The identification of conflicts of interests, their prevention and their management are transforming Financial Regulatory Law and then the Common Law of Regulation, because today it is no longer believed a priori that people exceed their personal interest to serve the interest of others. It is perhaps to regain trust and even sympathy that companies have invested in social responsibility. The latter is elaborated by rules which are at first very flexible but which can also express a concern for the general interest. In this, it can meet Compliance Law and express on behalf of the companies a concern for the general interest, if the companies provide proof of this concern.

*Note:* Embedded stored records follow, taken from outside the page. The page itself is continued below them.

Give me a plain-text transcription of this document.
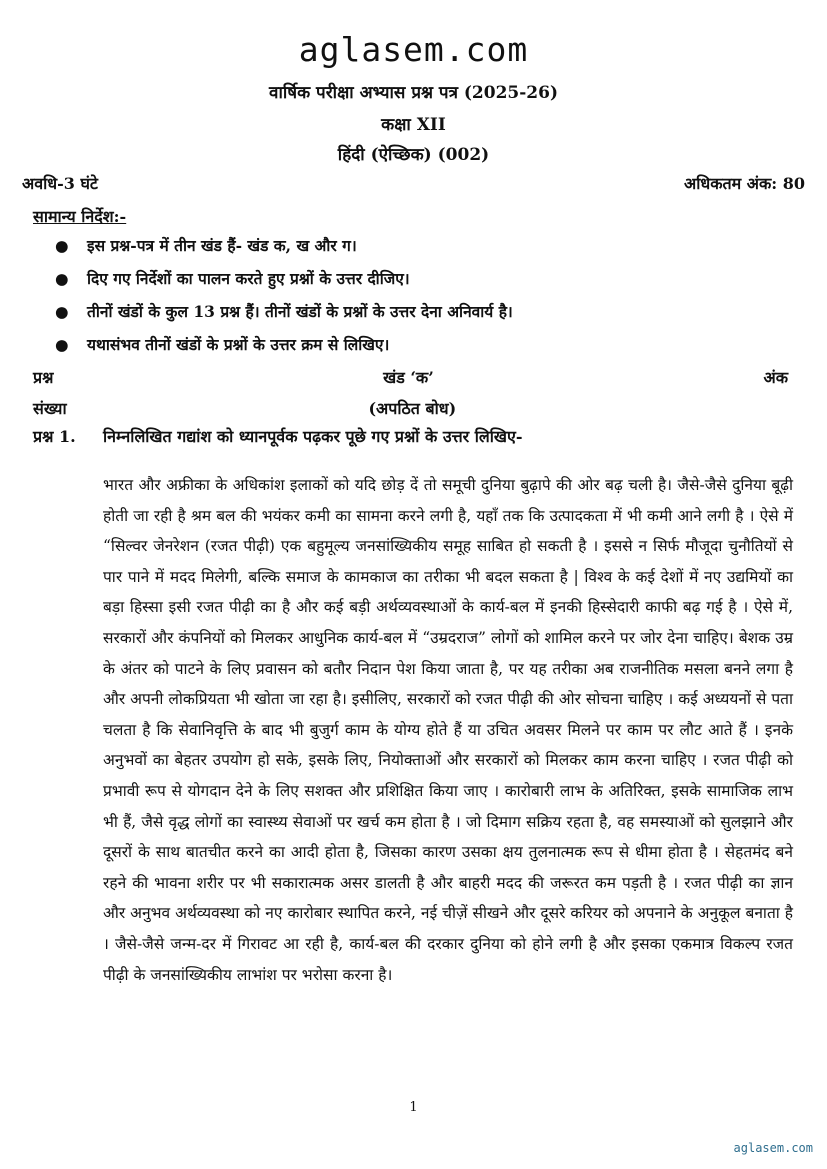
aglasem.com
वार्षिक परीक्षा अभ्यास प्रश्न पत्र (2025-26)
कक्षा XII
हिंदी (ऐच्छिक) (002)
अवधि-3 घंटे	अधिकतम अंक: 80
सामान्य निर्देश:-
● इस प्रश्न-पत्र में तीन खंड हैं- खंड क, ख और ग।
● दिए गए निर्देशों का पालन करते हुए प्रश्नों के उत्तर दीजिए।
● तीनों खंडों के कुल 13 प्रश्न हैं। तीनों खंडों के प्रश्नों के उत्तर देना अनिवार्य है।
● यथासंभव तीनों खंडों के प्रश्नों के उत्तर क्रम से लिखिए।
प्रश्न	खंड ‘क’	अंक
संख्या	(अपठित बोध)
प्रश्न 1.	निम्नलिखित गद्यांश को ध्यानपूर्वक पढ़कर पूछे गए प्रश्नों के उत्तर लिखिए-

भारत और अफ्रीका के अधिकांश इलाकों को यदि छोड़ दें तो समूची दुनिया बुढ़ापे की ओर बढ़ चली है। जैसे-जैसे दुनिया बूढ़ी होती जा रही है श्रम बल की भयंकर कमी का सामना करने लगी है, यहाँ तक कि उत्पादकता में भी कमी आने लगी है । ऐसे में “सिल्वर जेनरेशन (रजत पीढ़ी) एक बहुमूल्य जनसांख्यिकीय समूह साबित हो सकती है । इससे न सिर्फ मौजूदा चुनौतियों से पार पाने में मदद मिलेगी, बल्कि समाज के कामकाज का तरीका भी बदल सकता है | विश्व के कई देशों में नए उद्यमियों का बड़ा हिस्सा इसी रजत पीढ़ी का है और कई बड़ी अर्थव्यवस्थाओं के कार्य-बल में इनकी हिस्सेदारी काफी बढ़ गई है । ऐसे में, सरकारों और कंपनियों को मिलकर आधुनिक कार्य-बल में “उम्रदराज” लोगों को शामिल करने पर जोर देना चाहिए। बेशक उम्र के अंतर को पाटने के लिए प्रवासन को बतौर निदान पेश किया जाता है, पर यह तरीका अब राजनीतिक मसला बनने लगा है और अपनी लोकप्रियता भी खोता जा रहा है। इसीलिए, सरकारों को रजत पीढ़ी की ओर सोचना चाहिए । कई अध्ययनों से पता चलता है कि सेवानिवृत्ति के बाद भी बुजुर्ग काम के योग्य होते हैं या उचित अवसर मिलने पर काम पर लौट आते हैं । इनके अनुभवों का बेहतर उपयोग हो सके, इसके लिए, नियोक्ताओं और सरकारों को मिलकर काम करना चाहिए । रजत पीढ़ी को प्रभावी रूप से योगदान देने के लिए सशक्त और प्रशिक्षित किया जाए । कारोबारी लाभ के अतिरिक्त, इसके सामाजिक लाभ भी हैं, जैसे वृद्ध लोगों का स्वास्थ्य सेवाओं पर खर्च कम होता है । जो दिमाग सक्रिय रहता है, वह समस्याओं को सुलझाने और दूसरों के साथ बातचीत करने का आदी होता है, जिसका कारण उसका क्षय तुलनात्मक रूप से धीमा होता है । सेहतमंद बने रहने की भावना शरीर पर भी सकारात्मक असर डालती है और बाहरी मदद की जरूरत कम पड़ती है । रजत पीढ़ी का ज्ञान और अनुभव अर्थव्यवस्था को नए कारोबार स्थापित करने, नई चीज़ें सीखने और दूसरे करियर को अपनाने के अनुकूल बनाता है । जैसे-जैसे जन्म-दर में गिरावट आ रही है, कार्य-बल की दरकार दुनिया को होने लगी है और इसका एकमात्र विकल्प रजत पीढ़ी के जनसांख्यिकीय लाभांश पर भरोसा करना है।

1
aglasem.com
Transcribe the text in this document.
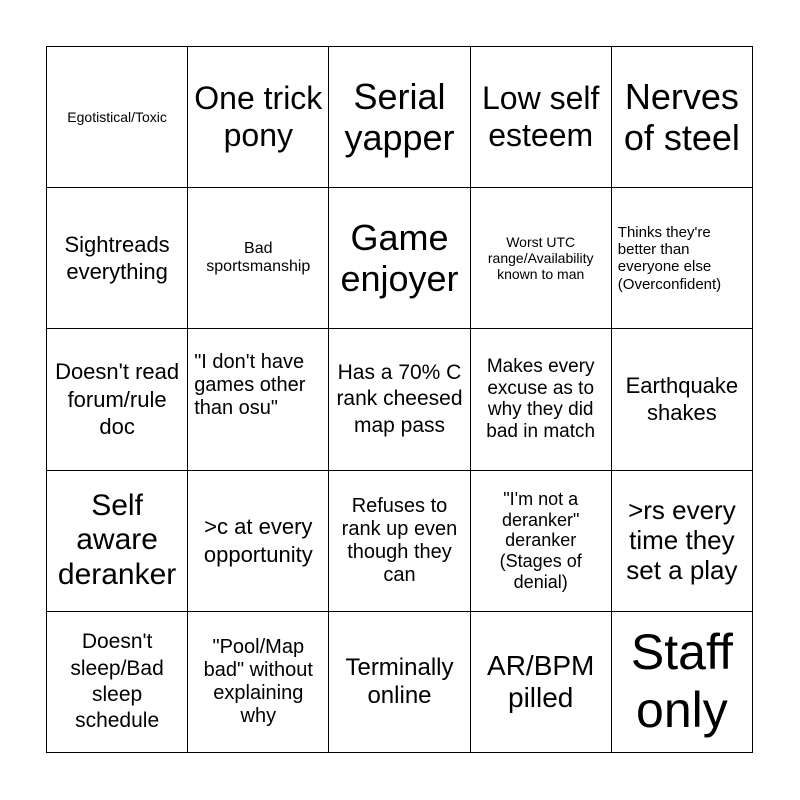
Egotistical/Toxic
One trick pony
Serial yapper
Low self esteem
Nerves of steel
Sightreads everything
Bad sportsmanship
Game enjoyer
Worst UTC range/Availability known to man
Thinks they're better than everyone else (Overconfident)
Doesn't read forum/rule doc
"I don't have games other than osu"
Has a 70% C rank cheesed map pass
Makes every excuse as to why they did bad in match
Earthquake shakes
Self aware deranker
>c at every opportunity
Refuses to rank up even though they can
"I'm not a deranker" deranker (Stages of denial)
>rs every time they set a play
Doesn't sleep/Bad sleep schedule
"Pool/Map bad" without explaining why
Terminally online
AR/BPM pilled
Staff only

To take an example of a conflict of interest that resulted in substantial legal changes, the potentially dangerous situation of credit rating agencies has been pointed out when they are both paid by banks, advising them and designing products, While being the source of the ratings, the main indices from which the investments are made. Banks being the first financial intermediaries, these conflicts of interest are therefore systematically dangerous. That is why in Europe ESMA exercises control over these rating agencies.
The identification of conflicts of interest, which most often involves changing the way we look at a situation - which seemed normal until the point of view changes - the moral and legal perspective being different, Trust one has in this person or another one modifying this look, is today what moves the most in Regulation Law.
This is true of Public and Corporate Law, which are extended by the Regulation Law, here itself transformed by Compliance Law, notably by the launchers of alerts. But this is also true that all political institutions and elected officials.
For a rule emerges: the more central the notion of conflict of interest becomes, the more it must be realized that Trust is no longer given a priori, either to a person, to a function, to a mechanism, to a system. Trust is no longer given only a posteriori in procedures that burden the action, where one must give to see continuously that one has deserved this trust.